I found a bad behaviour for the dayfirst option in to_datetime. It's seems that dayfirst= True is only applied on the first row.
import pandas as pd
df = pd.DataFrame(['2018-04-11 10:30:00','2018-04-11 10:30:00','2018-04-11 10:15:00'],columns=['date'])
df["date dayFristTrue"] = pd.to_datetime(df["date"], dayfirst=True)
df["date dayFristFalse"] = pd.to_datetime(df["date"], dayfirst=False)
print df
date date dayFristTrue date dayFristFalse
0 2018-04-11 10:30:00 2018-04-11 10:30:00 2018-04-11 10:30:00
1 2018-04-11 10:30:00 2018-11-04 10:30:00 2018-04-11 10:30:00
2 2018-04-11 10:15:00 2018-11-04 10:15:00 2018-04-11 10:15:00
Output of pd.show_versions()
Comment From: TomAugspurger
I think it's the extra spaces in your later dates:
In [12]: pd.to_datetime('2018-04-11 10:30:00', dayfirst=True)
Out[12]: Timestamp('2018-04-11 10:30:00')
In [13]: pd.to_datetime('2018-04-11 10:30:00', dayfirst=True)
Out[13]: Timestamp('2018-11-04 10:30:00')
I think there's a warning in the docs about this kind of behavior:
Warning: dayfirst=True is not strict, but will prefer to parse
with day first (this is a known bug, based on dateutil behavior).
Though, strangely, python-datetuil does handle the spaces. Perhaps an issue in pandas then.
In [26]: dateutil.parser.parse('2018-04-11 10:30:00', dayfirst=True)
Out[26]: datetime.datetime(2018, 11, 4, 10, 30)
In [27]: dateutil.parser.parse('2018-04-11 10:30:00', dayfirst=True)
Out[27]: datetime.datetime(2018, 11, 4, 10, 30)
Comment From: chris-b1
The issue here is that your date 'looks' like it is ISO-8601 formatted - YYYY-MM-DD, which we have a special fastpath for.
The dayfirst
keyword was really targeted to disambiguate MM/DD/YYYY vs DD/MM/YYYY. If it is at all within your control I'd strongly recommend against storing dates in YYYY-DD-MM.
That said, would consider this a bug, as @TomAugspurger showed dateutil can handle this, you are welcome to have a look.
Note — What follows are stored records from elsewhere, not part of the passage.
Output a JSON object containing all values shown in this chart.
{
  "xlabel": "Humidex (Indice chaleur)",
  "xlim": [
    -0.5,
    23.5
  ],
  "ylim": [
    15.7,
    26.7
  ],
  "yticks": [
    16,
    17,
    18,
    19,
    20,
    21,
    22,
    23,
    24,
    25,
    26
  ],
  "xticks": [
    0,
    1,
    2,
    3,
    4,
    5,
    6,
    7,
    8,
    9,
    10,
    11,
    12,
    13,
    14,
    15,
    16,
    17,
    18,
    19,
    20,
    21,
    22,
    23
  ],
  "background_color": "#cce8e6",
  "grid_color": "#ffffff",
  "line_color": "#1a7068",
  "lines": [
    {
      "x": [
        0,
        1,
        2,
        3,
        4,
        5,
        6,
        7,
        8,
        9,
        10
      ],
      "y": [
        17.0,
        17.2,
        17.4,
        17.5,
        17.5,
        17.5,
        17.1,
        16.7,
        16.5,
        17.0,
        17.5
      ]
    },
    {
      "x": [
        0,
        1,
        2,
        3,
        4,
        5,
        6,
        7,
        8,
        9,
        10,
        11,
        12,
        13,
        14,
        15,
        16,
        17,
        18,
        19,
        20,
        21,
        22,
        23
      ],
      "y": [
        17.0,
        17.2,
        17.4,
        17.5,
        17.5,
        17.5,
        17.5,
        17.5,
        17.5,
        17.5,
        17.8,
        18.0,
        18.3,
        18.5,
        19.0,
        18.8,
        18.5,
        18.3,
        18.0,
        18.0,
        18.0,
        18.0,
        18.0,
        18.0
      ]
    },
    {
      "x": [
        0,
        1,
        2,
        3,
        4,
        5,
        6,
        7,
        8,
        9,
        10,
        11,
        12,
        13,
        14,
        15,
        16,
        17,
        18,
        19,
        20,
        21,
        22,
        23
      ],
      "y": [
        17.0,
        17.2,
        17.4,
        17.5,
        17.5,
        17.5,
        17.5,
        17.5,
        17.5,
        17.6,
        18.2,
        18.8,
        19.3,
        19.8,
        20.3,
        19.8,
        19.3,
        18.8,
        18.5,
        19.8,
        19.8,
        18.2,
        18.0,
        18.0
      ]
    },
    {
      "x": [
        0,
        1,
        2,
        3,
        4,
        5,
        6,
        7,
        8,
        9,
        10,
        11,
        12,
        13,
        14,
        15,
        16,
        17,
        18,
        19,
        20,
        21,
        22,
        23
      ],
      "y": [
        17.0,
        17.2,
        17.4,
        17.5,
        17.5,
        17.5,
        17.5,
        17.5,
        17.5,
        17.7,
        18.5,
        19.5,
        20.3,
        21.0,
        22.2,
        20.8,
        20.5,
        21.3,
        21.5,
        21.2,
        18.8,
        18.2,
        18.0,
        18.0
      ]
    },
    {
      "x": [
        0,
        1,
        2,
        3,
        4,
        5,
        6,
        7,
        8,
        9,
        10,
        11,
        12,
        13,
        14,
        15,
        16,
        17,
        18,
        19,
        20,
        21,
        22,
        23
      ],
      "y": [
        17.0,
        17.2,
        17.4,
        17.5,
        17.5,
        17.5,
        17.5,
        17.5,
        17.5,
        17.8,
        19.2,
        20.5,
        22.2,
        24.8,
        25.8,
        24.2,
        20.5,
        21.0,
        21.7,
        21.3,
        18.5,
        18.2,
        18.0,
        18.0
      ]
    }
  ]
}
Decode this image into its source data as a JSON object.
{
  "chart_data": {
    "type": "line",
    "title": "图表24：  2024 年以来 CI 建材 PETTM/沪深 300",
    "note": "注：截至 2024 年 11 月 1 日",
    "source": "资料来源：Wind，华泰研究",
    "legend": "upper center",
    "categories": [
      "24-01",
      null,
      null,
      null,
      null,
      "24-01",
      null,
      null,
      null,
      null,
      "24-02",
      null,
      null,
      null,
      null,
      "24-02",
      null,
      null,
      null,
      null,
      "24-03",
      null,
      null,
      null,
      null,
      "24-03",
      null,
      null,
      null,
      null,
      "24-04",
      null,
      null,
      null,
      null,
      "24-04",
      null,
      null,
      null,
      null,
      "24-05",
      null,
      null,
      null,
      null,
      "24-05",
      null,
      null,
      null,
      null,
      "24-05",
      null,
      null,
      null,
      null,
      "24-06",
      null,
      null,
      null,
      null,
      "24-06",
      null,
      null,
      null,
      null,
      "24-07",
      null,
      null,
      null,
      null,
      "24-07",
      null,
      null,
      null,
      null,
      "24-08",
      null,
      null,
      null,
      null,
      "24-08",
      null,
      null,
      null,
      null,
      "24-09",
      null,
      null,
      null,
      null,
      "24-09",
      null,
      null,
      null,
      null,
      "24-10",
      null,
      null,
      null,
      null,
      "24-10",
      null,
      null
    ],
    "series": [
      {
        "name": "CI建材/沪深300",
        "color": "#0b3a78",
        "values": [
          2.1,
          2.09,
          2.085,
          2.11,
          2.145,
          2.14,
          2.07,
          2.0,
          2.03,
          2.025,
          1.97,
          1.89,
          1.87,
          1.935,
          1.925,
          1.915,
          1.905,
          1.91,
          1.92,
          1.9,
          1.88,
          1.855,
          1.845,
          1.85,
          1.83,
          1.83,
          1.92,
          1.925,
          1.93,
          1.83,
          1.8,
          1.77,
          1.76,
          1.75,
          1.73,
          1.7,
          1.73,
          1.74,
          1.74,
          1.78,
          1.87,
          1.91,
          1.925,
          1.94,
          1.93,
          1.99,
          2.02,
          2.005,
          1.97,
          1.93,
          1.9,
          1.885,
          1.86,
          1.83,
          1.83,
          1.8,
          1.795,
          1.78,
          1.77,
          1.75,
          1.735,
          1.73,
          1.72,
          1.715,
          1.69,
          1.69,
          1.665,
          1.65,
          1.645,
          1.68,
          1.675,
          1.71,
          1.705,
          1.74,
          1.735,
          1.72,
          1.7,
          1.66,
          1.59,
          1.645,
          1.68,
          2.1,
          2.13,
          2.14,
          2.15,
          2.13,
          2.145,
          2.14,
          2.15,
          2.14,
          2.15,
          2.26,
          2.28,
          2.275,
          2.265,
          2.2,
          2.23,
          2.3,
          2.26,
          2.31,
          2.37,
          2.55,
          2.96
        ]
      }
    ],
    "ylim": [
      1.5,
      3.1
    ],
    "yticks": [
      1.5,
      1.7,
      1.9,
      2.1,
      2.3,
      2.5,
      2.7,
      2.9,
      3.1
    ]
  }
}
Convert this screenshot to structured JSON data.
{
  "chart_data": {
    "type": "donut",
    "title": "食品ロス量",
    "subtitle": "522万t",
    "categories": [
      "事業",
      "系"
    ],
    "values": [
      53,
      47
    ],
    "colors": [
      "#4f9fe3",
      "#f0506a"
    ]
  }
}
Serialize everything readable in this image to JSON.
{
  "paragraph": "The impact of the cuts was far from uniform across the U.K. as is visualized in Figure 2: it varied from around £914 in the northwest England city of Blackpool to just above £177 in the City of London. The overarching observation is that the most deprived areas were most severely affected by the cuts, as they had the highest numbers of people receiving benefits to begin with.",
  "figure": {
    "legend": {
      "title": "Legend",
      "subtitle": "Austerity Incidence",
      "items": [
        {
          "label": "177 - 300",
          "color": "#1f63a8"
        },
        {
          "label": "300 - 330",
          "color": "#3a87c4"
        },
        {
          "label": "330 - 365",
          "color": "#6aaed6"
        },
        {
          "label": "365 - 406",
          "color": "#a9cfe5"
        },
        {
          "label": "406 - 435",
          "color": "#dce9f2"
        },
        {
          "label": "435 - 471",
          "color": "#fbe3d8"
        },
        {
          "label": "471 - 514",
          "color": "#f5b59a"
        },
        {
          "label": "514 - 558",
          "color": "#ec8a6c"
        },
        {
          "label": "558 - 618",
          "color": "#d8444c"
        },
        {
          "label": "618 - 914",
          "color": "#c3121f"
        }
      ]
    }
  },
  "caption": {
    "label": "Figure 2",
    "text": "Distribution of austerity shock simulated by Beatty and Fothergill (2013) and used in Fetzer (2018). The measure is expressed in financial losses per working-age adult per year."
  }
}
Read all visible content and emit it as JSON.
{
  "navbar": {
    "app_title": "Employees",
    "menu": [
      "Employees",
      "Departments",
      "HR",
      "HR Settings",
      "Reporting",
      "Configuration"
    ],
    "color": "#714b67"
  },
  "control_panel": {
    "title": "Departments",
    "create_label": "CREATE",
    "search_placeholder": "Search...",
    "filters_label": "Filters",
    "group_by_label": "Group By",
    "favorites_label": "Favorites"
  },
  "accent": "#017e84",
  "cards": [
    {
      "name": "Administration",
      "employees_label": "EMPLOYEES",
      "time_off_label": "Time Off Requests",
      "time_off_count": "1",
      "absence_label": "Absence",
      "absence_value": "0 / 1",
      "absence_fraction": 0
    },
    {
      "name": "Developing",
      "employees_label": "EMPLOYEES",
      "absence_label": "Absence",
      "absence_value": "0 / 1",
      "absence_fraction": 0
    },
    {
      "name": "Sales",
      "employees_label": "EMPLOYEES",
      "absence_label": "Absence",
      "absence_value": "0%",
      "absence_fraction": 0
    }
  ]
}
Comment From: MarcoGorelli
Thanks for the report
As of PDEP4, this is fixed:
In [45]: df = pd.DataFrame(['2018-04-11 10:30:00','2018-04-11 10:30:00','2018-04-11 10:15:00'],columns=['date'])
In [46]: df["date dayFristTrue"] = pd.to_datetime(df["date"], dayfirst=True)
In [47]: df["date dayFristFalse"] = pd.to_datetime(df["date"], dayfirst=False)
In [48]: df
Out[48]:
date date dayFristTrue date dayFristFalse
0 2018-04-11 10:30:00 2018-11-04 10:30:00 2018-04-11 10:30:00
1 2018-04-11 10:30:00 2018-11-04 10:30:00 2018-04-11 10:30:00
2 2018-04-11 10:15:00 2018-11-04 10:15:00 2018-04-11 10:15:00
Closing then, but thanks for the report!